Natural Gas Deals Reveal the True Cost of AI Compute
The setup — The physical constraints of artificial intelligence are taking center stage. Heavy compute requires heavy power, and the market is realizing that scaling up models means securing hard industrial assets. While the broader Nasdaq shed over a percent under the weight of this reality, speculative momentum found a strange, gravity-defying home in a Hong Kong hardware outfit.
What's moving
The commercialization of private supercomputing clusters is accelerating. SpaceX has signed a multi-year compute agreement with open-source lab Reflection AI, charging $150 million a month starting in July for immediate access to Nvidia ($NVDA) GB300 accelerators at its Colossus 2 data center in Memphis (per TechCrunch). The deal turns internal infrastructure into a cash-generating enterprise platform, marking a sharp pivot in how non-traditional tech companies monetize their hardware moats.
Big tech is turning to legacy energy to feed those same hardware moats. Microsoft ($MSFT) and Chevron ($CVX) formalized a 20-year power purchase agreement to fuel a new Texas data center project entirely with natural gas (per TechCrunch). The willingness to lock in decades of fossil-fuel reliance underscores a harsh truth for hyperscalers: the grid cannot keep up with AI load demands. The Texas electric operator's large-load queue now sits at 438 gigawatts, with data centers accounting for nearly 90% of that pending capacity (per Utility Dive).
Alternative silicon providers are attempting to carve out territory while the giants battle over power. AI chipmaker Groq confirmed a $650 million funding round after acquisition talks with Nvidia stalled (per TechCrunch). The capital gives the company breathing room to staff up and expand its cloud-based inference business, betting that developers will seek out specialized, non-Nvidia hardware to bypass broader allocation bottlenecks.
Featured: Mega Fortune Company Limited ($MGRT)
The move — Shares of Mega Fortune added 16.65% to close at $83.93 on zero fundamental news, completely ignoring the 1.32% drop in the Nasdaq Composite. The stock has been on a relentless vertical run, detaching entirely from traditional valuation metrics.
What drove it — The catalyst today was simply market momentum clashing with mainstream financial warnings. Jim Cramer went on air to explicitly warn retail traders to "take some profits or else" on the stock (per Yahoo Finance) as shares crossed a reported valuation of 121 times price-to-book value (per Yahoo Finance). A price-to-book ratio measures what the market pays for a company compared to its actual net assets. At 121 times, the market is paying an extreme premium for the narrative alone. Retail traders took the warning as a challenge, bidding the stock higher into the close.
The bigger picture — Mega Fortune sits precisely in the messy middle of a speculative market rotation. As a Hong Kong-based subsidiary focused on Internet of Things integration and hardware trading, its core business operates far from the AI spotlight commanding the mega-caps. But when the broader tech sector gets bogged down in macro constraints — power grids, interest rates, and regulatory fears — fast money often hunts for tightly controlled, low-float foreign equities.
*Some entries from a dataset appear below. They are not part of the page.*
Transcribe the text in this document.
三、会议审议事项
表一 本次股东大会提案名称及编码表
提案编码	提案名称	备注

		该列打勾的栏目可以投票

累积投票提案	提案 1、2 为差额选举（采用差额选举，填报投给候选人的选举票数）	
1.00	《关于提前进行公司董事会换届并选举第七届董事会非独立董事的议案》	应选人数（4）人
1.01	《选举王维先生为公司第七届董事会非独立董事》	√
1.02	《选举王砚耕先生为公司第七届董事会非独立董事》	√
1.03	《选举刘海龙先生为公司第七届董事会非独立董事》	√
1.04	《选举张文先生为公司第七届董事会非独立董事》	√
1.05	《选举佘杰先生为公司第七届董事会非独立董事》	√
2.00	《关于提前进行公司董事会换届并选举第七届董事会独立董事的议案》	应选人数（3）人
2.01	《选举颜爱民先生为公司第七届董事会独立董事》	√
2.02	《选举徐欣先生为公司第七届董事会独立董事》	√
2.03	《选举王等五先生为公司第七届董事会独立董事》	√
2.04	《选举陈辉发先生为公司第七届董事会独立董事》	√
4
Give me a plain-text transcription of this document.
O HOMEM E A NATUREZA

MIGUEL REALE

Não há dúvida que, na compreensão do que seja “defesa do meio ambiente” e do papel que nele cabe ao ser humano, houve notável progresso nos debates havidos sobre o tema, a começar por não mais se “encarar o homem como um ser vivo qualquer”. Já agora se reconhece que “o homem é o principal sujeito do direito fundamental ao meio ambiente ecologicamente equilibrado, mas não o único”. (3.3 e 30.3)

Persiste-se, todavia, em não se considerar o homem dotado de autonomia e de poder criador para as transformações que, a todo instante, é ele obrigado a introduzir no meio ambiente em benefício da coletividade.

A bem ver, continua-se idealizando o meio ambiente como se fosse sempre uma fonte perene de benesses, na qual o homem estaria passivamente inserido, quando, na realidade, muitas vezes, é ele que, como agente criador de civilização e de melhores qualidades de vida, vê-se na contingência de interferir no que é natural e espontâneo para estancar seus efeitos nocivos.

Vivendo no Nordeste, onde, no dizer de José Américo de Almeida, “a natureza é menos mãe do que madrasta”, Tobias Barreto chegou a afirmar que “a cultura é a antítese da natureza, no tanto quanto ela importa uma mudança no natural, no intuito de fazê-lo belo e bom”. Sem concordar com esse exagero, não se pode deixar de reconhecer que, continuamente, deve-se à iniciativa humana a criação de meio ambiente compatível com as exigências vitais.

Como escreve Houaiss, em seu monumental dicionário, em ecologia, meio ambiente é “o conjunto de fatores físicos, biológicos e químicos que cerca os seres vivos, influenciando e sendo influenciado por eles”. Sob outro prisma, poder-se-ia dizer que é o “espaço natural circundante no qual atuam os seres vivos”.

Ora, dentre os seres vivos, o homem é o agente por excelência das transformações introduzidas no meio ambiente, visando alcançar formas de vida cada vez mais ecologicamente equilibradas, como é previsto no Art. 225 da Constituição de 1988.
This happens late in momentum cycles. Capital seeks volatility where institutional algorithms are less active. Mega Fortune is catching bids not because enterprise upgrade cycles are suddenly favoring its IoT sensors, but because it currently functions as a pure trading vehicle. The underlying business mechanics are secondary to the tape action.
Across the tape
- The post-IPO reality is catching up with SpaceX. Shares fell 16%, extending a three-day slide that leaves the average post-listing buyer trading roughly flat against the stock's $180 volume-weighted average price (per CNBC).
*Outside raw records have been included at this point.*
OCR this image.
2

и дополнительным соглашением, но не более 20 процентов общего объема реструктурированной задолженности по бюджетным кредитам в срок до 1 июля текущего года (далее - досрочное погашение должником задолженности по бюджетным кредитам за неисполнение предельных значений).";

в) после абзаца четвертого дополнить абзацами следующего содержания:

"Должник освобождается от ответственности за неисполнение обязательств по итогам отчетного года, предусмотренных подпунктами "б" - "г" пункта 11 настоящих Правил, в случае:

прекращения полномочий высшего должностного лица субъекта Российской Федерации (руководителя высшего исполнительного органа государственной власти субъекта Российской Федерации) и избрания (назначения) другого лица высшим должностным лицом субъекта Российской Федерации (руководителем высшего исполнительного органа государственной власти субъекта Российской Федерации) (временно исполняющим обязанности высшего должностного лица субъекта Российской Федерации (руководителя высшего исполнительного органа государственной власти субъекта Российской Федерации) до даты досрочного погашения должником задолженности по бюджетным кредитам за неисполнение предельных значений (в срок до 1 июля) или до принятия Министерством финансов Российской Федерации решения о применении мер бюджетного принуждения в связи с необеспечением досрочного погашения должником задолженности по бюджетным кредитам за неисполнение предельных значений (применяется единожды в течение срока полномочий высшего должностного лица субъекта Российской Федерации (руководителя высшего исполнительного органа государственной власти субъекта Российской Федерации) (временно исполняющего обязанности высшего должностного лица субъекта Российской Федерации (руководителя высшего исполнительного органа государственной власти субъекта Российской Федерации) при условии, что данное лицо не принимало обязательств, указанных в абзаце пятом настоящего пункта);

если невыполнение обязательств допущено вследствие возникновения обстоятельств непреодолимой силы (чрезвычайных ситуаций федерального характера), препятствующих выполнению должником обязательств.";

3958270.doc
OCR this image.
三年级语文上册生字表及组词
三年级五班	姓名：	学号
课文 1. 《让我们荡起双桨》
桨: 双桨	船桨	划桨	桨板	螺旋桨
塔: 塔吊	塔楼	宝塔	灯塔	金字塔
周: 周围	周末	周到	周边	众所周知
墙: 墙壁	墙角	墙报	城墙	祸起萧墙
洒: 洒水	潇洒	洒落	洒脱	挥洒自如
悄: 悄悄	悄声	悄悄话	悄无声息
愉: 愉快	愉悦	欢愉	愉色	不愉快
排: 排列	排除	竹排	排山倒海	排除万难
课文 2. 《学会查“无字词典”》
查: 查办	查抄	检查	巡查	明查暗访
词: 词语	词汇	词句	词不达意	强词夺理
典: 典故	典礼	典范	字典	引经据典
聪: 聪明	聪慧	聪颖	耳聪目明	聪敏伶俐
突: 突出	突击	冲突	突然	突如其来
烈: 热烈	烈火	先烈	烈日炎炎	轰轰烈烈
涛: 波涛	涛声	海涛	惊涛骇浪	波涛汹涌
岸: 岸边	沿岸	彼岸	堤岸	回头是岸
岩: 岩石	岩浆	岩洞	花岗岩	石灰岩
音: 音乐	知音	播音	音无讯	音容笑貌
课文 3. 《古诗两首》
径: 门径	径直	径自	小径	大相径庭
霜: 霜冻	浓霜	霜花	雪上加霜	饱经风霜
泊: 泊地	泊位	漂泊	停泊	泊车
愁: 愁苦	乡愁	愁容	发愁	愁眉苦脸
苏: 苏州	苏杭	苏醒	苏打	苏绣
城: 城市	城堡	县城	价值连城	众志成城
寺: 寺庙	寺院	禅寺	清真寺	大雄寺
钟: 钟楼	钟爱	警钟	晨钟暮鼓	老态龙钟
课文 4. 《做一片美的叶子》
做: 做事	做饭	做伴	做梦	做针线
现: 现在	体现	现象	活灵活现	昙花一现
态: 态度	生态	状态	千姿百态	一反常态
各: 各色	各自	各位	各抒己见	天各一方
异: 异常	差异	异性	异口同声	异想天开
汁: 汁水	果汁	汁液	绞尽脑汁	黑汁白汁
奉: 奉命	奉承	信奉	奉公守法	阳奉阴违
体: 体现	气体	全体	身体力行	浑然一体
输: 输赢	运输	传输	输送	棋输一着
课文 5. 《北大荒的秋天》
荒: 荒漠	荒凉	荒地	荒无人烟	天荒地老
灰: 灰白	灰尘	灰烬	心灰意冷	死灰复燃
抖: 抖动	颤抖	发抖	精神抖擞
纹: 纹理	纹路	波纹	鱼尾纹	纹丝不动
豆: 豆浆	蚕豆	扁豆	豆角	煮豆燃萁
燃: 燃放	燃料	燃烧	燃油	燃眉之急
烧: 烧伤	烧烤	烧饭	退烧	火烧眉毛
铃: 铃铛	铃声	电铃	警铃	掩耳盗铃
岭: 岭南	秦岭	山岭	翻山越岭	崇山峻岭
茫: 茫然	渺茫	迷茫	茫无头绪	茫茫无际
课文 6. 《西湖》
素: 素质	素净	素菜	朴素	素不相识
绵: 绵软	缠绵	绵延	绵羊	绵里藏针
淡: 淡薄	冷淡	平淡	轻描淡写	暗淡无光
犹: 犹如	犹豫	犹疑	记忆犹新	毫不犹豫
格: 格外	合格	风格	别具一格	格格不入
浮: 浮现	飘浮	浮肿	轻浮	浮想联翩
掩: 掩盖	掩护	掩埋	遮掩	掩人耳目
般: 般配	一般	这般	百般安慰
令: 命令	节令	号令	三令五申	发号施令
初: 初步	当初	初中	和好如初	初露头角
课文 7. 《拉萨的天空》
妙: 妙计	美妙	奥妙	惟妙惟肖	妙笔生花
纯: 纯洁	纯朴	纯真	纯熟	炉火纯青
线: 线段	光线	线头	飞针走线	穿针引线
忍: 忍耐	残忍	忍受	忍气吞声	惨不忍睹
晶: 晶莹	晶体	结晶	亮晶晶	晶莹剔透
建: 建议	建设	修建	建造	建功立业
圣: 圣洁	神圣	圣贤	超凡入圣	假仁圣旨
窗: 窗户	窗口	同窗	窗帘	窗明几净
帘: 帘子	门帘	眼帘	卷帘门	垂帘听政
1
- Nvidia continues to claim its Rubin liquid-cooled architectures eliminate most data center water consumption (per The Verge), though critics argue this ignores the immense water demands of the fossil fuel plants required to power them (per TechCrunch).
- Anthropic's persistent warnings about advanced AI dangers may have inadvertently cornered the company into facing sudden export rules that could choke its overseas growth (per Ars Technica).
- Former Federal Reserve Chairman Alan Greenspan died at age 100, marking the end of the era that originally popularized the deliberate, vague central bank messaging known as Fedspeak (per CNBC).
What to watch
- Federal energy intervention: Watch for direct regulatory action from FERC regarding data center grid connections. Agency officials stated plainly they will dictate solutions if regional operators fail to manage the influx of large-load requests.
- SpaceX base building: Keep an eye on the $178 to $180 level for SpaceX shares. If it breaks decisively below its post-IPO volume-weighted average price, early momentum buyers will find themselves trapped underwater.
- The Mega Fortune break: Watch the intraday volume profile on $MGRT. When a stock trading at 121 times book value loses its retail bid, the lack of institutional support often creates a sudden vacuum in liquidity.